B.1.617.2: an update

PHE released the latest epidemiological summary of the B.1.617.2 VOC (aka “the variant that was first identified in India”) a few days ago. Evidence is emerging rapidly, and the datasets are far from conclusive. But it now seems clear that B.1.617.2 is more transmissible, causes no more hospitalisation or mortality, and vaccine effectiveness is slightly reduced when compared with other variants.

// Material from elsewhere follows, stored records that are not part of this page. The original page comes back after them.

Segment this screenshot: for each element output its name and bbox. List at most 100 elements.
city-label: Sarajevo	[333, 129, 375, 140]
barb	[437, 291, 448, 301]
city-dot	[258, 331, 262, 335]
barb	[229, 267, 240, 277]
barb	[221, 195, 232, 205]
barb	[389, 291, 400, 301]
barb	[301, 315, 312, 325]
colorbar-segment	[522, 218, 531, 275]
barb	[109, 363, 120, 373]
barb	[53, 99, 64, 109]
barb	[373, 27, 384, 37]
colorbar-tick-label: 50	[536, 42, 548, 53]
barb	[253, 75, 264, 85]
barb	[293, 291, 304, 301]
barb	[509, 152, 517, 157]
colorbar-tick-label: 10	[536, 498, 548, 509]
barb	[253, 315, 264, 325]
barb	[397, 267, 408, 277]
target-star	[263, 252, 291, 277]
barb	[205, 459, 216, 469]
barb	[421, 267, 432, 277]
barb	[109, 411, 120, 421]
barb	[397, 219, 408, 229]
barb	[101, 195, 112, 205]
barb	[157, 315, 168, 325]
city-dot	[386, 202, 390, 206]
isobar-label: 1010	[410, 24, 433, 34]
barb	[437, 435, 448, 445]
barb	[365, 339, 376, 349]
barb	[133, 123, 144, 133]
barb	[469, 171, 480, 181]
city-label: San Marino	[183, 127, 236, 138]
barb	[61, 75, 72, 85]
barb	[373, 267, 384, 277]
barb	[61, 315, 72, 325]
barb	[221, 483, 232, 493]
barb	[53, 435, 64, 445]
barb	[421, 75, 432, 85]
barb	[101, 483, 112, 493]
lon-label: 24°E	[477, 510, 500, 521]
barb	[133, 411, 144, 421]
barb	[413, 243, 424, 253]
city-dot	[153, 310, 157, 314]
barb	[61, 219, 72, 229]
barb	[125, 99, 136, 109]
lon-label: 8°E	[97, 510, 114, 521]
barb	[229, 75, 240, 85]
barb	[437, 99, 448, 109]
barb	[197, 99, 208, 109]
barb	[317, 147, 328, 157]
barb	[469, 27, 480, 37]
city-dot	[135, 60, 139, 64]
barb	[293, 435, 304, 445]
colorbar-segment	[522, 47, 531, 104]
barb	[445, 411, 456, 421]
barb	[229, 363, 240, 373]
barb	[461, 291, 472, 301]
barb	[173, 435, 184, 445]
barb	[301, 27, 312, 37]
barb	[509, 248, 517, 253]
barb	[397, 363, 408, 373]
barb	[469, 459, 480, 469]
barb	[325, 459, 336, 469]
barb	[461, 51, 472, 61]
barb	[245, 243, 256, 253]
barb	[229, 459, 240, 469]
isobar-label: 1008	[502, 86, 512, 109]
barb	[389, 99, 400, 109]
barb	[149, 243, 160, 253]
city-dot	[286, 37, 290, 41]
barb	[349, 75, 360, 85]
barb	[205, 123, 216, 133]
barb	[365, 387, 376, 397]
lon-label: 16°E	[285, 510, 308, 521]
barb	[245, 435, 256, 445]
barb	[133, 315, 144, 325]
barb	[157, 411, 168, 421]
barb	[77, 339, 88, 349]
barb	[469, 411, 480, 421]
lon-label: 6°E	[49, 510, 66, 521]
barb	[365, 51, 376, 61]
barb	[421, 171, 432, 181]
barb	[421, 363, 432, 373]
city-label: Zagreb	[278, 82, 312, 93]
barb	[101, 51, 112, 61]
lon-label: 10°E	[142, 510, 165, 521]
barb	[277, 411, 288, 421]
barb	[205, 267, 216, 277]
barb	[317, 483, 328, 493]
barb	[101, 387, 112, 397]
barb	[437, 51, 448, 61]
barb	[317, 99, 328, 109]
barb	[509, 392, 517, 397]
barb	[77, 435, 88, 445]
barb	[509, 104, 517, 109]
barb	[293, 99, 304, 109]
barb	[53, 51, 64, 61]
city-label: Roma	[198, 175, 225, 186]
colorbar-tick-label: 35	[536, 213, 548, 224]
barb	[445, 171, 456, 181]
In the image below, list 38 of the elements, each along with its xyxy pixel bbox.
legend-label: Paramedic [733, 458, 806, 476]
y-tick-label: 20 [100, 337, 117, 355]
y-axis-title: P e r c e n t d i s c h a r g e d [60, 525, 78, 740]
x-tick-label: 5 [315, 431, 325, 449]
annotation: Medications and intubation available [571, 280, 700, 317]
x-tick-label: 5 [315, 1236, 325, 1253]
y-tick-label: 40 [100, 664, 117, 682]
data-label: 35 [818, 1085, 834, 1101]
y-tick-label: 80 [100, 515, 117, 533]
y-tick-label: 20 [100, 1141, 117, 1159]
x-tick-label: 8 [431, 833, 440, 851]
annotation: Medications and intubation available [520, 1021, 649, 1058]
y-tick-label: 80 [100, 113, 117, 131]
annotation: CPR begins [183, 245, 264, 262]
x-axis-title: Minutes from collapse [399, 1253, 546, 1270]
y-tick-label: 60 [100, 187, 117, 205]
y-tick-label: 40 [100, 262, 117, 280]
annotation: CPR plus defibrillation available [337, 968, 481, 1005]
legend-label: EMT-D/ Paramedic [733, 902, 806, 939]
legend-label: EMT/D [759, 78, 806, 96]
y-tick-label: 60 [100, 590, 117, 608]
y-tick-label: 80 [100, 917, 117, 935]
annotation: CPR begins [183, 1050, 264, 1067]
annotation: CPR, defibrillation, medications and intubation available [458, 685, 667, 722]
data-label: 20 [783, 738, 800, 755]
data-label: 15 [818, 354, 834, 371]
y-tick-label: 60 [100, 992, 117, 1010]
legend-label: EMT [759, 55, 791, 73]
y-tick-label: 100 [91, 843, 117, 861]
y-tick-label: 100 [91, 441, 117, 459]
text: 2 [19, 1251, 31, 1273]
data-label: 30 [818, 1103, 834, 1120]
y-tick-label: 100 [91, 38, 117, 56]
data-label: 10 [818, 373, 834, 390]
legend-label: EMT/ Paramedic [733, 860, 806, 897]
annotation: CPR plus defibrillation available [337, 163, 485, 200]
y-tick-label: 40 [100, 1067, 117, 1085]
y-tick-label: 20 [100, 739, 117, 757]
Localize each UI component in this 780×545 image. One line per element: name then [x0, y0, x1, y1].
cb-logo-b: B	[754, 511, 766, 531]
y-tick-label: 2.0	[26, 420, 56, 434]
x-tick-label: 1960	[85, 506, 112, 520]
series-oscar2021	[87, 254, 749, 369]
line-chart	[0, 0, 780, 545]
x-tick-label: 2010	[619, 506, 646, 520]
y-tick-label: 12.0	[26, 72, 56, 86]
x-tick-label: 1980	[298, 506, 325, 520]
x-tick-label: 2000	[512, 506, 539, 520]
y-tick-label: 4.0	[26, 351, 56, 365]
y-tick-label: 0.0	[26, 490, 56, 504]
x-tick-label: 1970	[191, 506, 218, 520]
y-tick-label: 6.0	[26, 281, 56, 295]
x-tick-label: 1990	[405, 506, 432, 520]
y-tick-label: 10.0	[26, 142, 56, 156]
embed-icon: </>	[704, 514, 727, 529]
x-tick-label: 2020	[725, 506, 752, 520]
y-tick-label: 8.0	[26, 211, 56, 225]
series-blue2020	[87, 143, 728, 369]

The latest PHE technical briefing and associated risk assessment tells us the following:

  • Transmissibility. When compared with other variants, including the B.1.1.7 (aka “the variant that was first identified in Kent”), B.1.617.2 appears to be more transmissible. We can conclude this because the growth rate in the UK is faster when compared with other variants (see Figure 1). Also, epidemiological studies show that the secondary attack rate (SAR) is higher for B.1.617.2 than other variants. The SAR for close contacts identified by NHS Test and Trace in the UK was 12.5% (95% CI 11.1% – 14.0%) for B.1.617.2 compared with 8.1% (95% CI 7.9% – 8.3%) for B.1.1.7. The SAR was also higher in B.1.617.2 for people with a history of travel to at-risk countries. (Although rather confusingly, the SARs were lower in this group, because the definition of “contact” was broader and included, for example, being on the same aeroplane as a known case without close contact.)
  • Hospitalisation and mortality. Reassuringly, at this stage the rate of attendance at ED, hospital admission, and death for B.1.617.2 is no different from other variants. However, the major caveat here is that we are at an early stage with B.1.617.2 and it may be that there hasn’t been time for many who are infected right now to deteriorate the point of requiring hospitalisation. So, a watching brief.
  • Vaccine effectiveness. The emerging evidence suggests that there is a notable reduction in vaccine effectiveness after one dose, but not much of a difference after two doses of vaccine when comparing symptomatic disease datasets for B.1.617.2 with B.1.1.7. Vaccine effectiveness for B.1.1.7 after one dose was 51.1% (95% CI 47.3 to 54.7) and 86.8% (95% CI 83.1 to 89.6) after two doses, and for B.1.617.2 after one dose was 33.5% (95% CI 20.6 to 44.3) and 80.9% (95% CI 70.7 to 87.6) after two doses. Remember, vaccine effectiveness isn’t binary and the outcome here was symptomatic disease. So the picture for vaccine effectiveness at preventing serious disease, hospitalisation, and death may be more favourable. Worth noting here that influenza vaccination effectiveness is in the 30-60% region.
Figure 1: Cumulative cases in England of variants indexed by days since first emergence

So, what does this mean? The emergence of multiple variants with slightly different properties is no surprise and it will continue. It’s normal viral epidemiology. The reduced effectiveness of the vaccine against B.1.617.2 is a concern, but also not a surprise. There’s a reason why we need a seasonal flu vaccine, and why it’s in the 30-60% effectiveness range each year – because there are influenza “VOCs” that wax and wane in a similar way to SARS-CoV-2 VOCs. It’s just that we don’t call them that!

What to do then? There’s a temptation to let down our collective guard and give up on the basics. But we must continue to focus on infection prevention, with vaccine promotion, PPE & physical distancing in our hospitals, and careful socialising outside of healthcare to prevent transmission.